The national nonpartisan nonprofit organization’s board has adopted “2020 Vision,” a strategy for improving government transparency at the state and local level, at a time when access to public records and institutions is becoming more challenging for journalists, citizens and businesses.
“It is imperative we identify a clear pathway to more transparent state and local government, which in turn leads to more engaged communities, less corruption and friction, better journalism, and a more informed and trustful society,” said David Cuillier, NFOIC board president and a journalism professor at the University of Arizona. “This strategic roadmap will help us get there.”
Key elements of the plan include:
Strengthening state coalition impact.
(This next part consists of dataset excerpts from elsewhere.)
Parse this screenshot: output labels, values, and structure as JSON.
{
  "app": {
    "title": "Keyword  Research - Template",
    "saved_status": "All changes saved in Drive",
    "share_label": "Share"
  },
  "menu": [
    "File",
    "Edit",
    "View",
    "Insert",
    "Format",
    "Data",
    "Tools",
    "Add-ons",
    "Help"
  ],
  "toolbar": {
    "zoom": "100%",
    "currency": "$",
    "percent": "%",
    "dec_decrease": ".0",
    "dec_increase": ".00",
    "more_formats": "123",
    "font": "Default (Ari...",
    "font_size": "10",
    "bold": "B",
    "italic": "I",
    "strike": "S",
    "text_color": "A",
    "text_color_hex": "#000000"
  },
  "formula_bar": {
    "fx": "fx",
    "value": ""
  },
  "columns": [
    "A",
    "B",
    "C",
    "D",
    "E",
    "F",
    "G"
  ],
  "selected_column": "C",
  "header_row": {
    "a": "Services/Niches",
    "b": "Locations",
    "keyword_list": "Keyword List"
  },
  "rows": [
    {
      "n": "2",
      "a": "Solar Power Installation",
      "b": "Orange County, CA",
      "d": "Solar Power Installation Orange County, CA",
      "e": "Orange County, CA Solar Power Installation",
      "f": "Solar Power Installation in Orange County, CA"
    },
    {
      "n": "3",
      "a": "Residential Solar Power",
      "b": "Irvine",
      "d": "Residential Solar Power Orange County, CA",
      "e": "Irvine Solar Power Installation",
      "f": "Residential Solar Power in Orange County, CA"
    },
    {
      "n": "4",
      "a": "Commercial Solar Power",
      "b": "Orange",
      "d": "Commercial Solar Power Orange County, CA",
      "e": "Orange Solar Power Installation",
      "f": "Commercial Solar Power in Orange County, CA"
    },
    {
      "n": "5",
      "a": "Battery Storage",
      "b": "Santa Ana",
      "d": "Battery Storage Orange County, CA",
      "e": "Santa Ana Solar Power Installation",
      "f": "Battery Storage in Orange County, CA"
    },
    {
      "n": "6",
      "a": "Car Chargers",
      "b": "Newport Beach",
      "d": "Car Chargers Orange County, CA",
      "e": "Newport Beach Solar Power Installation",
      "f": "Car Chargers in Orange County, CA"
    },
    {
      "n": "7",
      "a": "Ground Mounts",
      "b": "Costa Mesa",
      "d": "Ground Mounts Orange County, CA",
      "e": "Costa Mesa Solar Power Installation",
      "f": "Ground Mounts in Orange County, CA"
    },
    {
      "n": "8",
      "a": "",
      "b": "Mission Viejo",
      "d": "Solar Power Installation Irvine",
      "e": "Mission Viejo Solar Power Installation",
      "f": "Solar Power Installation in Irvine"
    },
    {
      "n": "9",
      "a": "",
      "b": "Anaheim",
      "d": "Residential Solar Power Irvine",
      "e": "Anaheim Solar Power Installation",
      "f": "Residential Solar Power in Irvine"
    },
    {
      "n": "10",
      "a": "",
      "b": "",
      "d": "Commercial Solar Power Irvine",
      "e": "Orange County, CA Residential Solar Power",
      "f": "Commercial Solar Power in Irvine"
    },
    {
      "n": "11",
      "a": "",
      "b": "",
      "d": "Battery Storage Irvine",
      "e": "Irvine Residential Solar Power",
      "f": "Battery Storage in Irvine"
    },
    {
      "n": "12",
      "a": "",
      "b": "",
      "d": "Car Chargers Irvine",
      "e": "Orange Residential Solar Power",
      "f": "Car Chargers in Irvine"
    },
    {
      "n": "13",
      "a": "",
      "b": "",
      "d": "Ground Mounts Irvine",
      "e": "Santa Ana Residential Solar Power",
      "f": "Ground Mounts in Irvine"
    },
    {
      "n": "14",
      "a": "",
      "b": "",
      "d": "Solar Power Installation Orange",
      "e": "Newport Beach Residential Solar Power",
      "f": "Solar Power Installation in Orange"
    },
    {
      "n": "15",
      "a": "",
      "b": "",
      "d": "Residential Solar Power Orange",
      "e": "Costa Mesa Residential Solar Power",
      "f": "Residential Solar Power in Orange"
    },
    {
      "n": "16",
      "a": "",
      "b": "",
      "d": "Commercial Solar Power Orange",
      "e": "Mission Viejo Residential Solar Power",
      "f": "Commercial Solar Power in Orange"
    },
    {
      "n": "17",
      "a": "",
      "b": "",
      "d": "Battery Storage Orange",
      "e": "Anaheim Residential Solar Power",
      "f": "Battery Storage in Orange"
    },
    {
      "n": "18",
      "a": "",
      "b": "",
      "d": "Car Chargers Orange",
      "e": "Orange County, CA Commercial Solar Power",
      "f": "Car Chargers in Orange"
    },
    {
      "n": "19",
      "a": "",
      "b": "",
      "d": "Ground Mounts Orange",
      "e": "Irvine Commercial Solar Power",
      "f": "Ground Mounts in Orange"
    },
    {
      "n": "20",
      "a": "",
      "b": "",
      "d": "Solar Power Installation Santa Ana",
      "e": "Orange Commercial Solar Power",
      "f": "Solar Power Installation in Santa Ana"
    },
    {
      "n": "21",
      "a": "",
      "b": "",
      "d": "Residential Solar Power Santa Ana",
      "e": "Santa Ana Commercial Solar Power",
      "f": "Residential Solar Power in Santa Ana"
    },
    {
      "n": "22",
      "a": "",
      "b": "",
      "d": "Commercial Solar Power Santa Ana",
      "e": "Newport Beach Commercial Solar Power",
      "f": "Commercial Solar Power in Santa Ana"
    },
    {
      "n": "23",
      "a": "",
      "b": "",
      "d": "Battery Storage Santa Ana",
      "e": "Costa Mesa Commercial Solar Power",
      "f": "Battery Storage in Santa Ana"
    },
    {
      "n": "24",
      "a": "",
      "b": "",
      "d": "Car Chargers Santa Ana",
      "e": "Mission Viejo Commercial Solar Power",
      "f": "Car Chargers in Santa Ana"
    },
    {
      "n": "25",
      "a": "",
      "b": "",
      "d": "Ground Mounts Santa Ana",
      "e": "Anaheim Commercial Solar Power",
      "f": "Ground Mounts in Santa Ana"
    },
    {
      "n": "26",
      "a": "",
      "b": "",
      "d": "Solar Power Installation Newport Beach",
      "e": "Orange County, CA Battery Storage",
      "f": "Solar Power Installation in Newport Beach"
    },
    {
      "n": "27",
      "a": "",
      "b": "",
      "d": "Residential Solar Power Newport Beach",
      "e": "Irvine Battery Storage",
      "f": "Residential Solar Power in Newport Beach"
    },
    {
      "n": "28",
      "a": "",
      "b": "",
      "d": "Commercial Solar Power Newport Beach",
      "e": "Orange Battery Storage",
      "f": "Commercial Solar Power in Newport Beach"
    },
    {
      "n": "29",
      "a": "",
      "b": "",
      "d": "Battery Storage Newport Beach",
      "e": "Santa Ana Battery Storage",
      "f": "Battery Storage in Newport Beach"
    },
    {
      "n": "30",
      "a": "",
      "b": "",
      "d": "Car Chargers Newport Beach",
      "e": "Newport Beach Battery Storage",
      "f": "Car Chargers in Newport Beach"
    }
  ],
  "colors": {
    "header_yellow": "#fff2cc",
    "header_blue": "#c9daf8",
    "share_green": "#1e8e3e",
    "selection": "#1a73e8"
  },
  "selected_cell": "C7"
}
NFOIC assists more than 35 nonprofit state coalitions for open government, which work to defend citizens’ and journalists’ right to access government information. NFOIC will increase partnerships and funding for coalitions, provide training in technology, produce evidence-based research, and improve coordination among the groups, so they can more effectively help journalists and other stakeholders.
Improving state open government laws. NFOIC will help state coalitions enact better state laws through educating lawmakers and the public, crafting model legislation, and expanding partnerships with national groups and journalism organizations that fight for FOI.
Diversifying the FOI community. NFOIC will integrate new voices into the government transparency world, recognizing that information is critical to empowering disenfranchised groups and new perspectives are essential to healthy civic engagement and democracy.
Bolstering records dissemination practices. NFOIC will help coalitions improve day-to-day administration of public records by state and local agencies by educating government custodians and identifying best practices for government, therefore helping journalists, residents and others grow today’s new information ecosystem.
For 30 years, NFOIC and its partner state coalitions have worked to improve open government laws and enhance transparency practices at the state and local levels. Last year, the organization relocated from Missouri to the University of Florida, partnering with the Brechner Center for Freedom of Information, and added a full-time staff member to assist the state coalitions.
“We are now poised to expand our work in building relationships with journalists, attorneys, students, civic engagement organizations and government representatives,” said Daniel Bevarly, NFOIC executive director. “Engaging these partners while introducing a broader audience to the FOI community helps ensure diversity and inclusiveness – as a democracy should be.”